Outro que teve problemas foi o gerente de transportes Nilton Guazzelli, 67 anos, que também não encontrou na internet o saldo de duas contas inativas da década de 90. No banco foi informado de que tem cerca de R$ 300. Ele vai sacar o dinheiro em junho. “Vou colocar na poupança”, diz.

Maria Carolina Deprezzi, de 29 anos, só conseguiu ver que tinha R$ 200 para receber também na agência. “Eu sabia que tinha grana do emprego que saí em 2014. Fiquei aliviada”, diz.

G1 consultou saldo do FGTS no computador e sistema mostrou que trabalhador não tinha contas inativas para saque. (Foto: Reprodução)

G1 consultou saldo do FGTS no computador e sistema mostrou que trabalhador não tinha contas inativas para saque. (Foto: Reprodução) 

Alguns trabalhadores não encontraram suas contas inativas no site da Caixa, mas conseguiram encontrar as contas no aplicativo. O G1 fez uma consulta no site usando o NIS de um trabalhador e não encontrou contas inativas disponíveis para saque (veja acima). Ao repetir a consulta pelo aplicativo, o sistema mostrou quatro contas inativas (veja abaixo).

O G1 repetiu a consulta feita no site no app da Caixa e encontrou contas inativas do FGTS com recursos disponíveis para saque (Foto: Reprodução)

O G1 repetiu a consulta feita no site no app da Caixa e encontrou contas inativas do FGTS com recursos disponíveis para saque (Foto: Reprodução) 

Conta inativa aparece como ativa

Outro problema comum de quem consultou suas contas do FGTS na internet foi a divulgação de contas de empregos anteriores como ativas.

A auxiliar contábil Maria Beatriz de Oliveira Lucas, de 35 anos, foi até a agência para ver se tinha direito a receber o dinheiro de um emprego do qual saiu há 15 anos. No sistema da Caixa consta que essa conta ainda está ativa. Ela tem saldo de R$ 890.

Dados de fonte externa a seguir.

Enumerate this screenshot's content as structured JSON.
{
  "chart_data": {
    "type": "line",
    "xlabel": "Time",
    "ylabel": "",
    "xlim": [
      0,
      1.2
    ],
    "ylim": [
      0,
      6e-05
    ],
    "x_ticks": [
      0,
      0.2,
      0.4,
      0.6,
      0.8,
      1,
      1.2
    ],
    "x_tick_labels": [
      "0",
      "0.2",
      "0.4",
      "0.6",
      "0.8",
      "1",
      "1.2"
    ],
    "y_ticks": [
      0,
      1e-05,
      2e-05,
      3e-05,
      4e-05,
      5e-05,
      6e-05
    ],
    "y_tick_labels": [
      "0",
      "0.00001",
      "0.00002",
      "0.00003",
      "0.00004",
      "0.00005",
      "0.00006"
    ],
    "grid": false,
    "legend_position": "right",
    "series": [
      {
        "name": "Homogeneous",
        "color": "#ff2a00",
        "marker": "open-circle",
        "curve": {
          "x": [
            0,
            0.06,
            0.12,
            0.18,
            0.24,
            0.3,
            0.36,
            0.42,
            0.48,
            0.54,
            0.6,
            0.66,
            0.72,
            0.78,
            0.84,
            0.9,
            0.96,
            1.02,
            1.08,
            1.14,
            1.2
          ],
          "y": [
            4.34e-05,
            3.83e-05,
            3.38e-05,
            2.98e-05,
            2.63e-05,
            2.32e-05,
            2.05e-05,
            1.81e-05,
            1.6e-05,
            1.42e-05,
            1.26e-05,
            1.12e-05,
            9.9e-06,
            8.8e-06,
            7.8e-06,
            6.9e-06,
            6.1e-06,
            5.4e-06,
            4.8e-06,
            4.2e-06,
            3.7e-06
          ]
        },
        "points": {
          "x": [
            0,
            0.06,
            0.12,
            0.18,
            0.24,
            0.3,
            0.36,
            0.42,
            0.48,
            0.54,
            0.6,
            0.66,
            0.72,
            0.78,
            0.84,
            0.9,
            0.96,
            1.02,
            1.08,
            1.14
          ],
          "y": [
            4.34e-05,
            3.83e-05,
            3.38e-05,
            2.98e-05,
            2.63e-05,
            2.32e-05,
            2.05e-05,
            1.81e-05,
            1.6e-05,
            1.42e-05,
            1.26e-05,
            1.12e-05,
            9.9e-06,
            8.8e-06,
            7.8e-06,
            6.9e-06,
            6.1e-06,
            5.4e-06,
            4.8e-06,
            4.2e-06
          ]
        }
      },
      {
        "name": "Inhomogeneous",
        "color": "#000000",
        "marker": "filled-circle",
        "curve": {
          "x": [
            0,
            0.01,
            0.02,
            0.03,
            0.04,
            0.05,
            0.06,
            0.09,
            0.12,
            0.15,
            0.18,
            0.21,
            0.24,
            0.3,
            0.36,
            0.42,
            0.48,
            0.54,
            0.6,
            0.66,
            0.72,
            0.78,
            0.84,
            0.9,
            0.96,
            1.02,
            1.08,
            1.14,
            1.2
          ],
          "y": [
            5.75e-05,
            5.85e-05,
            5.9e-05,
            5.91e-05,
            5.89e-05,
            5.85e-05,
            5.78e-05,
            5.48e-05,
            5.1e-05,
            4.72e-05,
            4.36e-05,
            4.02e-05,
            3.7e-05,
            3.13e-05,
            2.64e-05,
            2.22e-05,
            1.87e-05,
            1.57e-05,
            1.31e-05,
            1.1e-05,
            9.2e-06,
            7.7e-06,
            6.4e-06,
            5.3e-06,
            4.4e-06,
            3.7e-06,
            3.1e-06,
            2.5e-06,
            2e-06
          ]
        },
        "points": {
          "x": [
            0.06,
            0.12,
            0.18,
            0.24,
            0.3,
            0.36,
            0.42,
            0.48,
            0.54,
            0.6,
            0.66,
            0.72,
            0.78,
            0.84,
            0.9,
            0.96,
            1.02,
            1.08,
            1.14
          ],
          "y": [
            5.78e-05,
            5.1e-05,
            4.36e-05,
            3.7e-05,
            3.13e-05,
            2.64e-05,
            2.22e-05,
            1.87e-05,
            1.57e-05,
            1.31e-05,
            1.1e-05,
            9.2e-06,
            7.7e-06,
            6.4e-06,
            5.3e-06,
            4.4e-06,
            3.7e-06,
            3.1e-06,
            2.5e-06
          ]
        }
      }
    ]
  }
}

“Fui informada de que terei de levar o contrato de rescisão na Caixa”, diz. Maria Beatriz disse que precisa provar que realmente ocorreu o desligamento do emprego.

Diferentes bases de dados

A Caixa informou por meio da assessoria que essa discrepância no saldo tem a ver com a base de dados que é consultada, e que pode haver diferença de informações. Segundo o banco, a base de dados varia de acordo com o estado em que se trabalhou.

Outros fatores que podem gerar conflito de informações são a própria oscilação do sistema de consulta da internet, que está recebendo um volume expressivo de acessos, até o browser utilizado.

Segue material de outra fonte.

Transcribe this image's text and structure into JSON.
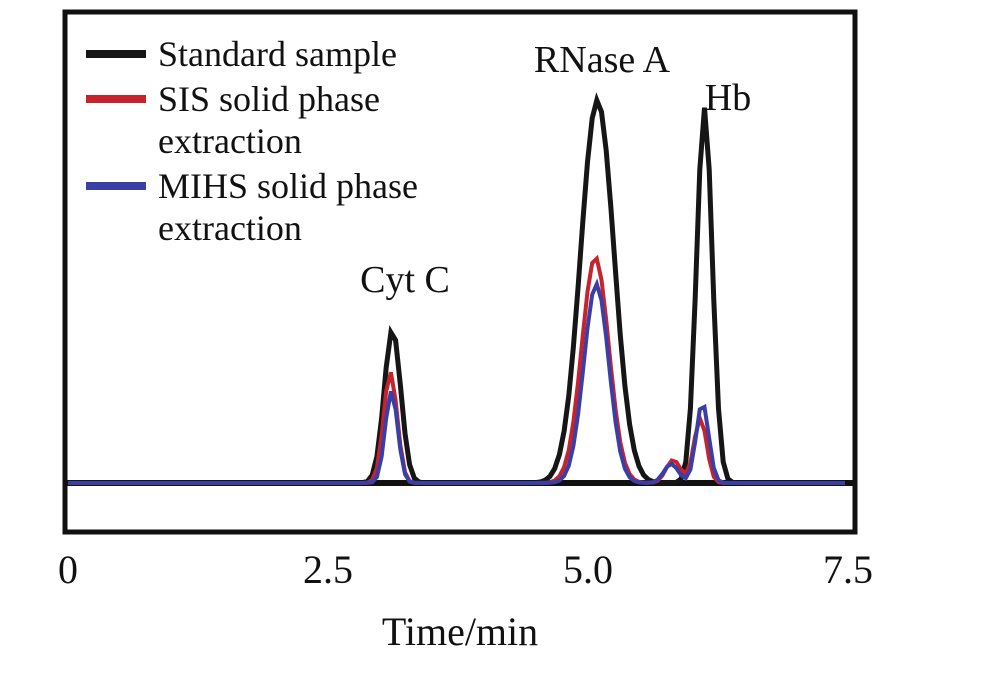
{
  "chart_data": {
    "type": "line",
    "title": "",
    "xlabel": "Time/min",
    "ylabel": "",
    "xlim": [
      0,
      7.5
    ],
    "ylim": [
      0,
      123
    ],
    "x_ticks": [
      0,
      2.5,
      5.0,
      7.5
    ],
    "x_tick_labels": [
      "0",
      "2.5",
      "5.0",
      "7.5"
    ],
    "grid": false,
    "legend_position": "top-left-inside",
    "peak_annotations": [
      {
        "label": "Cyt C",
        "x": 3.1
      },
      {
        "label": "RNase A",
        "x": 5.1
      },
      {
        "label": "Hb",
        "x": 6.1
      }
    ],
    "series": [
      {
        "name": "Standard sample",
        "color": "#161616",
        "stroke_width": 5,
        "peaks": [
          {
            "center": 3.12,
            "height": 40,
            "sigma": 0.08
          },
          {
            "center": 5.09,
            "height": 100,
            "sigma": 0.16
          },
          {
            "center": 6.12,
            "height": 98,
            "sigma": 0.075
          }
        ]
      },
      {
        "name": "SIS solid phase extraction",
        "color": "#c8232c",
        "stroke_width": 4,
        "peaks": [
          {
            "center": 3.1,
            "height": 29,
            "sigma": 0.065
          },
          {
            "center": 5.07,
            "height": 59,
            "sigma": 0.13
          },
          {
            "center": 5.82,
            "height": 6,
            "sigma": 0.07
          },
          {
            "center": 6.08,
            "height": 17,
            "sigma": 0.06
          }
        ]
      },
      {
        "name": "MIHS solid phase extraction",
        "color": "#3a3fa8",
        "stroke_width": 4,
        "peaks": [
          {
            "center": 3.11,
            "height": 24,
            "sigma": 0.06
          },
          {
            "center": 5.08,
            "height": 52,
            "sigma": 0.12
          },
          {
            "center": 5.8,
            "height": 5,
            "sigma": 0.07
          },
          {
            "center": 6.1,
            "height": 21,
            "sigma": 0.06
          }
        ]
      }
    ]
  }
}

A Caixa informou que a melhor maneira de obter a informação correta sobre o saldo é indo até a agência. O banco disse ainda que está trabalhando para melhorar todo o atendimento em relação ao FGTS inativo.

Sobre as contas de antigos empregos que aparecem como ativas, o banco informa que o problema ocorre, em geral, porque a empresa não deu baixa no contrato de trabalho ou porque não foi feita a homologação. Nesse caso, o trabalhador precisa procurar a rescisão do contrato ou verificar a carteira de trabalho e, dependendo da situação, procurar a empresa e pedir que resolva a situação.

Outra possibilidade para a conta aparecer como ativa é a falência da empresa. O trabalhador deve ir até a Caixa para resolver a situação antes de sacar o dinheiro. Ele precisará apresentar documentos que comprovem que não existe mais vínculo com a empresa ou a sua falência.